Organising Society, Companies and Individuals
Meaning: The Master said, ‘It is unthinkable to trust a person without credibility. Similarly, it is impossible to ride a cart or carriage without both shaft and tenon’.
Should people be restricted in order to behave “properly” in society? The passage certainly implies this. Unlike the physical links and constraints existent in mechanics, humans are controlled through less tangible methods. What sort of control is required is another question. In a Confucian’s eyes, the control mechanisms comprise of both faith and responsibility. Such are created and maintained by educating people with ethical principles and deterrence through the rule of law.
What is the practical significance of this passage for a modern reader of Confucius? In a highly cooperative organisation (like a modern company, for example) the effective functioning of a task-chain depends on substantial contributions from each link. An individual’s contribution is measured by credence and guaranteed by responsibility. Therefore a person without credibility cannot guarantee his contribution to a group, and thus cannot take part in the collaboration. One can obviously draw allusions to the turn of phrase “put your money where your mouth is”.

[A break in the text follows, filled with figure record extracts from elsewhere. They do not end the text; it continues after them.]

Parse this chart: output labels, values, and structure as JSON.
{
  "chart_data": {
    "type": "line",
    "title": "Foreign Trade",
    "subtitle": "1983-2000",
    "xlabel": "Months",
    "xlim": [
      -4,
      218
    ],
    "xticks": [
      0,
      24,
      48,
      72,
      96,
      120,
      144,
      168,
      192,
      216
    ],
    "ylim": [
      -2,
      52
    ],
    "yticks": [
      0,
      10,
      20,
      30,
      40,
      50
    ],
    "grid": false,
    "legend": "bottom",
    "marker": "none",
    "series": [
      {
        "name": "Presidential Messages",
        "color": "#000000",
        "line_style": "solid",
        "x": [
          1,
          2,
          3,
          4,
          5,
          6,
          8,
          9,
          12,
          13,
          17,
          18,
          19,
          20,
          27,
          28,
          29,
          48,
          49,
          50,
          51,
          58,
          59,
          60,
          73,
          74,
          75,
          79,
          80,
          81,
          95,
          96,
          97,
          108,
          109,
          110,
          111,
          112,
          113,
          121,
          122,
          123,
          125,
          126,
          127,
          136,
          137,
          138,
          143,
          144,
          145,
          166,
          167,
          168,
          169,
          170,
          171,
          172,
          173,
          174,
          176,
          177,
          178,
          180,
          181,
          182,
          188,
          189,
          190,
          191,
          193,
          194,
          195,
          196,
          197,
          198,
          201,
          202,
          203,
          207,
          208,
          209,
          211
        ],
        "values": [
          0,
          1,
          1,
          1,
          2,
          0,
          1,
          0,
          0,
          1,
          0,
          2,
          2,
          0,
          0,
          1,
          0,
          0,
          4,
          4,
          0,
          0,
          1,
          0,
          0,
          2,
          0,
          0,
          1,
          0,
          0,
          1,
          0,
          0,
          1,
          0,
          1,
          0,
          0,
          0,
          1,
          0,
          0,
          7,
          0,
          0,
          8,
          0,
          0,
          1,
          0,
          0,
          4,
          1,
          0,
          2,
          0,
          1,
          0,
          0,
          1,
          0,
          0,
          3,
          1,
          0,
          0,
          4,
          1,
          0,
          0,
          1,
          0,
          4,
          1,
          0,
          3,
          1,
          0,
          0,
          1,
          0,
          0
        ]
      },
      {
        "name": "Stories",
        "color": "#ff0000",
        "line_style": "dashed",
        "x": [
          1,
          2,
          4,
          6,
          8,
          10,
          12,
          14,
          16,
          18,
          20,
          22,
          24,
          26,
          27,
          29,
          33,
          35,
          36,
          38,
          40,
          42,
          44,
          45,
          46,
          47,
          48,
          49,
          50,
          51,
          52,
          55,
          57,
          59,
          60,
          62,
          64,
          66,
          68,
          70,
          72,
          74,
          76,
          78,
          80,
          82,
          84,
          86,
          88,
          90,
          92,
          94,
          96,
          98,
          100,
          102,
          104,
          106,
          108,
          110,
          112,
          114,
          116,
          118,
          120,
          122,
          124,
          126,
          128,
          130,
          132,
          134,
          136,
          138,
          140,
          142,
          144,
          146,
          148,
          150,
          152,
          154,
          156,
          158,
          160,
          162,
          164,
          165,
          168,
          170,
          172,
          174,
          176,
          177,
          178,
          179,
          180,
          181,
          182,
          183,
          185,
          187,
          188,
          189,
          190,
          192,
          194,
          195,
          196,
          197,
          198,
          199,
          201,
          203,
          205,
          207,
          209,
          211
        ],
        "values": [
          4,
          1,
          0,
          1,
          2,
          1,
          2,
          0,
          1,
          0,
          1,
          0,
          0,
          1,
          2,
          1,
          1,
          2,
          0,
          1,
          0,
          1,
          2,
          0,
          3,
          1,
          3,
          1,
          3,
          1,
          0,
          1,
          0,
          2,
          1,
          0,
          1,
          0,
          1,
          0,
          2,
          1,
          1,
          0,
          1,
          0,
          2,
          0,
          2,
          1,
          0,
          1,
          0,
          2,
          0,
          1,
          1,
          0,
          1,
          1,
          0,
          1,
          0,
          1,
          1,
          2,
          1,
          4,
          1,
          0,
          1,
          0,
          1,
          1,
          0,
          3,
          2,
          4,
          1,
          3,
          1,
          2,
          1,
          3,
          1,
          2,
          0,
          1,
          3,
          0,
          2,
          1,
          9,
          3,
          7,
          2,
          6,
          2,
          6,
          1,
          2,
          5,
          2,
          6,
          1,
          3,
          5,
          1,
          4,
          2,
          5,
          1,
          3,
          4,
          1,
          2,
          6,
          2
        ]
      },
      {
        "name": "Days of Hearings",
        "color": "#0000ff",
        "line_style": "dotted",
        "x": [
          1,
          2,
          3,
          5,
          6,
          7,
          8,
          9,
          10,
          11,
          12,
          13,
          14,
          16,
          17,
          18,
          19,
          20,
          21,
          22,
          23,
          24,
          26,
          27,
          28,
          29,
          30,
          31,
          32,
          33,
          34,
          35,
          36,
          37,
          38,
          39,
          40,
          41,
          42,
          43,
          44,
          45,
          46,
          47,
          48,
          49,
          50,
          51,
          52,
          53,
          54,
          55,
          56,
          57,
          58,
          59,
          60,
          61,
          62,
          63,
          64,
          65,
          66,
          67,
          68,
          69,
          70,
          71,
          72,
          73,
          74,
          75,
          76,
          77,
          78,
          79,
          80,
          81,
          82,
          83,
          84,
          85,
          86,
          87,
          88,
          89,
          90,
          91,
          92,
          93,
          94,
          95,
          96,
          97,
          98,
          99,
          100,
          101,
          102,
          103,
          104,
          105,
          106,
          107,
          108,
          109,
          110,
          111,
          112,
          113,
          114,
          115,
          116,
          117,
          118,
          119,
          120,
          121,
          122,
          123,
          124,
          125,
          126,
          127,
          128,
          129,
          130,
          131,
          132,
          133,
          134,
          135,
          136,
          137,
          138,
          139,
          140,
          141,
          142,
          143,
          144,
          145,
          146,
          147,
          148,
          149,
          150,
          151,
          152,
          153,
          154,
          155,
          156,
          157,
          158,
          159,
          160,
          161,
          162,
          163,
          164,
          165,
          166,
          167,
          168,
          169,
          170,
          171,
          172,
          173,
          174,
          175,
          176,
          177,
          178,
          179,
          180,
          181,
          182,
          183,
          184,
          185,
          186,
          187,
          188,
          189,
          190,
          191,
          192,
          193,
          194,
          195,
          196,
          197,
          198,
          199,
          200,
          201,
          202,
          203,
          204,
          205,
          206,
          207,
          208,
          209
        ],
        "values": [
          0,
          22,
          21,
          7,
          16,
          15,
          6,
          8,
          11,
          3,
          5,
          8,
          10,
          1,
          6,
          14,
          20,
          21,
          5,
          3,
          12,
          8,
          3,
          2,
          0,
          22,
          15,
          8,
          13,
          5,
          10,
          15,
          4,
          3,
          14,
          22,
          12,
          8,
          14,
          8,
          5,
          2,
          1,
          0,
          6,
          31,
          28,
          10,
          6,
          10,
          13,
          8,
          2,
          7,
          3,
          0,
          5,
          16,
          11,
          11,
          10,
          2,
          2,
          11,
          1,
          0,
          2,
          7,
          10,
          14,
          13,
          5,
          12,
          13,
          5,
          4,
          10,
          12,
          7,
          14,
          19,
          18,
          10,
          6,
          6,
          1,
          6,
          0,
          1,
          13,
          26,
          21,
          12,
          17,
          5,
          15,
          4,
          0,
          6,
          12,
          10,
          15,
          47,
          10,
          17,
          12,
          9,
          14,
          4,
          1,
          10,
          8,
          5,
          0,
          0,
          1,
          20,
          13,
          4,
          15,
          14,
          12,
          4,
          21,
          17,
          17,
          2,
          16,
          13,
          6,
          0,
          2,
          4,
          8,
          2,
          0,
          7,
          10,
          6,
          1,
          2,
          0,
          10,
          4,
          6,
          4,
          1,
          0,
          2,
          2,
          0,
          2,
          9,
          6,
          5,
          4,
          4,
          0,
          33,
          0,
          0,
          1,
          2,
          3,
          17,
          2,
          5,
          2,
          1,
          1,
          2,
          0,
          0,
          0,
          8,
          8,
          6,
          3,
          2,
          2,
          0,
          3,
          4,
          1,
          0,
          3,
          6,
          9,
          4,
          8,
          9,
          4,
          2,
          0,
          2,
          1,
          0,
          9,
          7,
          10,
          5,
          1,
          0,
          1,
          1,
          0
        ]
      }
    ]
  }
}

Note: As observed in this passage, the shaft and tenon of a carriage act as restraints on the shape and constraint of the structure. Analogous with human ethics, reliability and responsibility act as constraints on a person’s behaviour. This method of analogy was carried forward by Zhu Xi (朱熹) who developed the Li Xue (理學) ideology. Li Xue scholars believe that non-human objects can enlighten people about the “heavenly-principles” (天理). These heavenly-principles embody the idea of an inherent course of nature in which human beings are supposedly born with but are then lost through interactions with society (a bit like being “corrupted”). The scholars therefore encourage people to observe natural objects and comprehend the underlying principle that dominates their development, in order to do justice to these heavenly-principles.
Predicting the future
Meaning: Zizhang asked, ‘Is it possible to predict the future in ten generations?’ The Master said: ‘Comparing rituals of Yin and Xia shows the inherited and the overthrown; comparing rituals of Xia and Zhou shows the inherited and the overthrown. For the dynasties after Zhou, even a hundred generations are predictable’.
(One generation is 30 years)
By introducing a feasible way of predicting the future, Confucius identified what he thought was the fundamental objective of the study of history: to find what defines change. The question was answered from a perspective of reviewing ritual conventions, but the methodology is applicable to all areas, including to the review of political systems, social structure and economic development. Confucius himself was a historian, who was believed to be the compiler of Shang Shu (尚書), the first history book of China and the only complete record of ancient Chinese history till Western Zhou (西周) Dynasty (about 1 century BC).
Although the political system today has been totally reformed, some ritual conventions still remain. For example, the strict social estate system is still applied in the extensive Party-controlled government agencies and public sectors. The standards of housing, canteen dining, company car and attendants are all determined by the Tier of Jurisdiction (行政级别), and some of these privileges are even regulated by official documents.
Although the study of Confucianism provides only a tiny piece in the puzzle in deciphering what “Chinese”-ness actually means, we can learn much about the history and about the early foundations of cultural attitudes that have developed up until the present.